I gestured to the location of ‘acupoints’ on the crest of my trapezius muscles (half way in between the neck and shoulders), then touched between my thumb and forefinger and then the inner part of my shins while explaining to him that when these points are needled, it can facilitate contractions to occur and help deliver the baby, even help to expel the afterbirth.
“And how does that work?”
Oh no. This is the hard part. Trying to explain how a thousands of years old medicine, one that in acupuncture school we try to wrap our heads around for three years of intense study and clinical work, into a quick sound bite or even a sentence or two. I was not about to attempt it especially given the few minutes allowed with the doctor.
“Your daughter is rockin’ your world, Doc.” I said and we both laughed.

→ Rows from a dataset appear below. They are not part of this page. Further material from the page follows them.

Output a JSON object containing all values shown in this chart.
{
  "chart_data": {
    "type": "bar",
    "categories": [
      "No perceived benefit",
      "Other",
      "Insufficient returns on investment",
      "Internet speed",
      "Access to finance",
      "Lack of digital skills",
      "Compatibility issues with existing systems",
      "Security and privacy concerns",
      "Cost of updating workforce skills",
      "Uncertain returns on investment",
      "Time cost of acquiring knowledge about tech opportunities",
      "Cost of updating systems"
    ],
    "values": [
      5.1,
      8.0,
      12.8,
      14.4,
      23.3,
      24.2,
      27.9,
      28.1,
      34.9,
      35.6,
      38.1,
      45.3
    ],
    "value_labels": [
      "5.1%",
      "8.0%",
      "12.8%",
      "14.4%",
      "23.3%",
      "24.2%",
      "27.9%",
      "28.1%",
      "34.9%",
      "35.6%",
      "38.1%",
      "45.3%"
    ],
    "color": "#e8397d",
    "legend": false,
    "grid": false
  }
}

As an acupuncturist, I always get curious questions like the above and I love it because it means the oldest and most used medicine on the planet has moved into our American consciousness slowly but surely. And that is a very good thing considering its application just might save someone from having to undergo a c-section.
I have seen far too many examples of how acupuncture can help with myriad medical issues to not believe that Chinese medicine will be an integral part of our health-care system in the near future. To the future!